Determining the stress–strain behaviour of small devices by nanoindentation in combination with inverse methods

• Published in: Microelectronic engineering Vol. 67; pp. 818 - 825
• Main Authors: Stauss, S., Schwaller, P., Bucaille, J.-L., Rabe, R., Rohr, L., Michler, J., Blank, E.
• Format: Journal Article Conference Proceeding
• Language: English
• Published: Amsterdam Elsevier B.V 01.06.2003; Elsevier Science
• Subjects: Applied sciences; Electronics; Exact sciences and technology; Finite-element simulation; Inverse method; LIGA process; Mechanical properties; Micro- and nanoelectromechanical devices (mems/nems); Nanoindentation; Semiconductor electronics.

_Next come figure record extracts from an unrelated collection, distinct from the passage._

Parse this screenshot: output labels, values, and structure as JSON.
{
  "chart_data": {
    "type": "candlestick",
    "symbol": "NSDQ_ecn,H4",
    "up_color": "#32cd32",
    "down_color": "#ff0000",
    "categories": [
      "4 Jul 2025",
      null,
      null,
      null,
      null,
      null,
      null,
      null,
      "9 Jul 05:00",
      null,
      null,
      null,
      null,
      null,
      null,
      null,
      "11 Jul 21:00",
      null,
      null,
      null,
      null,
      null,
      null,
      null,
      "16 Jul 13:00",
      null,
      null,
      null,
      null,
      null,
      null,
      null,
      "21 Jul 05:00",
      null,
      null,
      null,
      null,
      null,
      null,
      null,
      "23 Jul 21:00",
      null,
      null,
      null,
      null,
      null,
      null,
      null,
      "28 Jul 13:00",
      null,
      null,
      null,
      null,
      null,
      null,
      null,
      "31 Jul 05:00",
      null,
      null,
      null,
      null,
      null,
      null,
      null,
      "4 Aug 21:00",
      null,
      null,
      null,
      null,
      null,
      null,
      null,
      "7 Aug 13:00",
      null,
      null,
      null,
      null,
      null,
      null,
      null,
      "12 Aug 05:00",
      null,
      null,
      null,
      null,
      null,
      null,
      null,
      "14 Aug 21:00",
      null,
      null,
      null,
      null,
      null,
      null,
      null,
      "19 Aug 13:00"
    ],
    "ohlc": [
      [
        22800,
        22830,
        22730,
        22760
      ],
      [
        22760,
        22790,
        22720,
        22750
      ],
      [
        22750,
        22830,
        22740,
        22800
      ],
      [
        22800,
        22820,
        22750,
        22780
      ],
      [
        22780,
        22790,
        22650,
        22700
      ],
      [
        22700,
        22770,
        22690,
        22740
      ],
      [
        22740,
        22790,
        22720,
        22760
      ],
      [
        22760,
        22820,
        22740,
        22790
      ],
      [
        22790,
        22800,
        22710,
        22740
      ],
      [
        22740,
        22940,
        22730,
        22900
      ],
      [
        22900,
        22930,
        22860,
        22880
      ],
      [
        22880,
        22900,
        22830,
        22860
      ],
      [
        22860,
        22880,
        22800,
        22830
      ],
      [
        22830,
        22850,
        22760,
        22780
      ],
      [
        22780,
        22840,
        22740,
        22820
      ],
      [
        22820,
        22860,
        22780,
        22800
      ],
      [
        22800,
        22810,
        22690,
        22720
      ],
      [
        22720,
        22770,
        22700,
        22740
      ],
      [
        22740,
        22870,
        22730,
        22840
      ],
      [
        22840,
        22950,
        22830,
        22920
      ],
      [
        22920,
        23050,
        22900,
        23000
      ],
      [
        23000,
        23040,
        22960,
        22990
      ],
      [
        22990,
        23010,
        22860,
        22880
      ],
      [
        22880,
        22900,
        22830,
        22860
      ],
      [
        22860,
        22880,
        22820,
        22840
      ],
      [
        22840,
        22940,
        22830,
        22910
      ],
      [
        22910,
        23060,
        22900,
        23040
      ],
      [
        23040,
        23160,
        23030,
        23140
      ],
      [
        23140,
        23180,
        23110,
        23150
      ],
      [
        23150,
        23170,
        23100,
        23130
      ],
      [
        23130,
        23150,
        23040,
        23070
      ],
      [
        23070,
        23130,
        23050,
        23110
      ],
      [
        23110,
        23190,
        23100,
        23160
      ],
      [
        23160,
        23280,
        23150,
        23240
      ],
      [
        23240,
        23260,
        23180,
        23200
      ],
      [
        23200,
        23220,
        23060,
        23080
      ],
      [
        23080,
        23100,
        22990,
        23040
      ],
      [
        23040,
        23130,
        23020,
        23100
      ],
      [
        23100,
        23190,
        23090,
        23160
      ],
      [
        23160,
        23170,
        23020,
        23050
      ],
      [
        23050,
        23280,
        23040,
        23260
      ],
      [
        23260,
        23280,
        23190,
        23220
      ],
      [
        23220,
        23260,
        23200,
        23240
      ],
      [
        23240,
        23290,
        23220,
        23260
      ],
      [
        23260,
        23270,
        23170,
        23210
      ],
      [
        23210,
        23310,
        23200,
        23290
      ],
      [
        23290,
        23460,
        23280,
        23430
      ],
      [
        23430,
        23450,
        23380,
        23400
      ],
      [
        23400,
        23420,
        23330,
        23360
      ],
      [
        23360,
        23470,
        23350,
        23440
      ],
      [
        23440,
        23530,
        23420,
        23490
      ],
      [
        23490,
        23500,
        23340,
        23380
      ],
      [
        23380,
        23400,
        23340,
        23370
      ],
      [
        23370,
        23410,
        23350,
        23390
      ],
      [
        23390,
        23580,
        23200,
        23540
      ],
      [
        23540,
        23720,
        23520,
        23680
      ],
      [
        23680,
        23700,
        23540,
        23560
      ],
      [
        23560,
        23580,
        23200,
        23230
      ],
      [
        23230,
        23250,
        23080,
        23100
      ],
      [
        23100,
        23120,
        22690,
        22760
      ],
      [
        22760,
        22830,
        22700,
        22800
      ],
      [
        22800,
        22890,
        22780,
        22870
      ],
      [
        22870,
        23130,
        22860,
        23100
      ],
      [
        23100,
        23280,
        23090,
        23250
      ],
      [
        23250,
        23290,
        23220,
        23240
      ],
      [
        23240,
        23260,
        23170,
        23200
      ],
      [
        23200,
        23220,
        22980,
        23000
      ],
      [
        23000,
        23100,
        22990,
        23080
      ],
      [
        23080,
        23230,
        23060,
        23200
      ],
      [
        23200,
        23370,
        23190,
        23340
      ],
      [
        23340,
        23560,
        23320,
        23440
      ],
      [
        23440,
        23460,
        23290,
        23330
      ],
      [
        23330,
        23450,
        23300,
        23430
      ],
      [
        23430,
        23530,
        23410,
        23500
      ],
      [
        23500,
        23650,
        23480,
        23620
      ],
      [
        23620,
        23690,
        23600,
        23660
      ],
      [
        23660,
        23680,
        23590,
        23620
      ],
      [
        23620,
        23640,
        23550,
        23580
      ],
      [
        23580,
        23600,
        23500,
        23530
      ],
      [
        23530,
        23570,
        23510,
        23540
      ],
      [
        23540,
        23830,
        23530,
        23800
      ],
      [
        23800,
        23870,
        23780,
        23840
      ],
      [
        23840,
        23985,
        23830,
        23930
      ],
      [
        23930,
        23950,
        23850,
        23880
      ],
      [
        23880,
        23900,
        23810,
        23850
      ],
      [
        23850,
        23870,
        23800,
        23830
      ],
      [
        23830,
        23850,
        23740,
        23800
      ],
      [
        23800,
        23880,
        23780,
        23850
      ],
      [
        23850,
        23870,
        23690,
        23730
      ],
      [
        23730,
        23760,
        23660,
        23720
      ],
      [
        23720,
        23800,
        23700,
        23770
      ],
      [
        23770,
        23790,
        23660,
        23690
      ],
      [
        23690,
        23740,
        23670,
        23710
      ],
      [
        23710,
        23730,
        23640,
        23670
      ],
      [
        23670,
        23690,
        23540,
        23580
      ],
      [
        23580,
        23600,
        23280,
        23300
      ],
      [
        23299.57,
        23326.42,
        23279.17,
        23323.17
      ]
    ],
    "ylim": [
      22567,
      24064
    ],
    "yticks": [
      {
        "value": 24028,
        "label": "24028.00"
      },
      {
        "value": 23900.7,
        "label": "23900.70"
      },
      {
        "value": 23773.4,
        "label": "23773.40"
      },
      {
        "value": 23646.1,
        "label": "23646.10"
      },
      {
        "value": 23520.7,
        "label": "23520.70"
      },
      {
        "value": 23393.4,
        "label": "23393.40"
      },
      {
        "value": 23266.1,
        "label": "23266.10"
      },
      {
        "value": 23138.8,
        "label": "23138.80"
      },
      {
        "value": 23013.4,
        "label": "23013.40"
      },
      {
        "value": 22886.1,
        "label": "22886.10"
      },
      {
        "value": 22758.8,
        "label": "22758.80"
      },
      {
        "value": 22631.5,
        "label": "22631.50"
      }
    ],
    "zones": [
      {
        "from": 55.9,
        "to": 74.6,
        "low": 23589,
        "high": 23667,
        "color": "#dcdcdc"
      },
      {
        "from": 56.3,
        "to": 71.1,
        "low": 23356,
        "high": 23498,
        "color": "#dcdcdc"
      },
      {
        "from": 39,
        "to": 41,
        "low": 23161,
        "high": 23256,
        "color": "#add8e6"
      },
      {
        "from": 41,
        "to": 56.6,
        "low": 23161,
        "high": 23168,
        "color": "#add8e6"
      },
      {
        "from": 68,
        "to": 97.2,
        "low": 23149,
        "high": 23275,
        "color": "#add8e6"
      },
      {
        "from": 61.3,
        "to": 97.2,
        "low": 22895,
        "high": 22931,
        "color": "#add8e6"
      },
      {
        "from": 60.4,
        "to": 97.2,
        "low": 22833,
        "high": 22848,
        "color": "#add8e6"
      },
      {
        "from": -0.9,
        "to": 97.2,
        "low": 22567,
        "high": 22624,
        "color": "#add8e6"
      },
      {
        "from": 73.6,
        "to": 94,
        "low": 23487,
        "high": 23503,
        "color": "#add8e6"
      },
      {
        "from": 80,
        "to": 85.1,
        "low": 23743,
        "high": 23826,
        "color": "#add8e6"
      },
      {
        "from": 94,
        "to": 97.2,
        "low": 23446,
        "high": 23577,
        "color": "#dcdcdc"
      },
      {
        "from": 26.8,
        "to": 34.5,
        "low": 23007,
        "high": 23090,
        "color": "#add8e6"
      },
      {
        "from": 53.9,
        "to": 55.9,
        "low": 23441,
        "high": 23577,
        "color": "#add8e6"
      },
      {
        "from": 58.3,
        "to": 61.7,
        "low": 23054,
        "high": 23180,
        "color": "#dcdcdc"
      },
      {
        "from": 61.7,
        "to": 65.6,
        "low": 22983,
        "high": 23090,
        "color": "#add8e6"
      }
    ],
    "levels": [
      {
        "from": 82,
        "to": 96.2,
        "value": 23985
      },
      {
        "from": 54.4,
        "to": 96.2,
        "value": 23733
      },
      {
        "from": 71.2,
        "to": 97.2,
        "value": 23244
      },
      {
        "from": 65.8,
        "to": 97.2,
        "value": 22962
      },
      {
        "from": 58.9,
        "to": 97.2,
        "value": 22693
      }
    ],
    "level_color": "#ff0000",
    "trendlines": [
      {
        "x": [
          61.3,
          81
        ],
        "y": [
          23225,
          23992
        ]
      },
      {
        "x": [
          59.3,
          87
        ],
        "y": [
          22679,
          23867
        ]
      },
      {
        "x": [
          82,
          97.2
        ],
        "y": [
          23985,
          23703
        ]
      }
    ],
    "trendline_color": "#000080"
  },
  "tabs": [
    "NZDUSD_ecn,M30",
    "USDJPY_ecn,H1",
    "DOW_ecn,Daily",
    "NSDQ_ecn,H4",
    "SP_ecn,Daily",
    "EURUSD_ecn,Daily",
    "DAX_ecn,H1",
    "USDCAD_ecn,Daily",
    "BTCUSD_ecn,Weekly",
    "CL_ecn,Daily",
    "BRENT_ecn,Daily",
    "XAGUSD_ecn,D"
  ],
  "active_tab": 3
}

Microelectronics. Optoelectronics. Solid state devices; Mechanical properties; LIGA process; Finite-element simulation; Nanoindentation; Inverse method; Elastic modulus; Electromechanical device; Numerical method; Micromachine; Coatings; Stress strain; Thin film; Inverse problem; Mechanical test; Finite element method; LIGA; Small scale structure; Numerical simulation; Miniaturization; Microstructure; Microelectromechanical device; Comparative study
• ISSN: 0167-9317; 1873-5568
• DOI: 10.1016/S0167-9317(03)00192-8

The ongoing miniaturisation of thin films, coatings, micro-electromechanical systems (MEMS) components and devices demands for new characterising tools and methods. Conventional mechanical tests cannot be readily applied to small scales, first because one can expect new mechanical properties of such small-scale materials and second because minuscule samples are difficult to handle in conventional mechanical experiments such as tensile tests. Here we present a new method for determining the mechanical properties of LIGA (German acronym for ‘Lithographie, Galvanoformung und Abformung’) processed MEMS, mechanical watch parts and devices. The method is based on a reverse analysis of load-displacement data obtained from nanoindentation experiments that can be performed on micrometer sized volumes. To validate the method for typical applications in microengineering, a comparison of microtensile and nanoindentation tests is presented in this paper. The comparison of microtensile and nanoindentation tests showed that the elastic modulus obtained in nanoindentation for all tested materials was systematically about 15% higher than the values obtained in tensile testing, which can be attributed to the different size and microstructural levels that are probed. The numerical simulation of the nanoindentation tests allowed to estimate the true stress–true strain relationship up to strain levels of 30%, whereas in microtensile experiments the rheology of the tested materials can be determined to 5% only.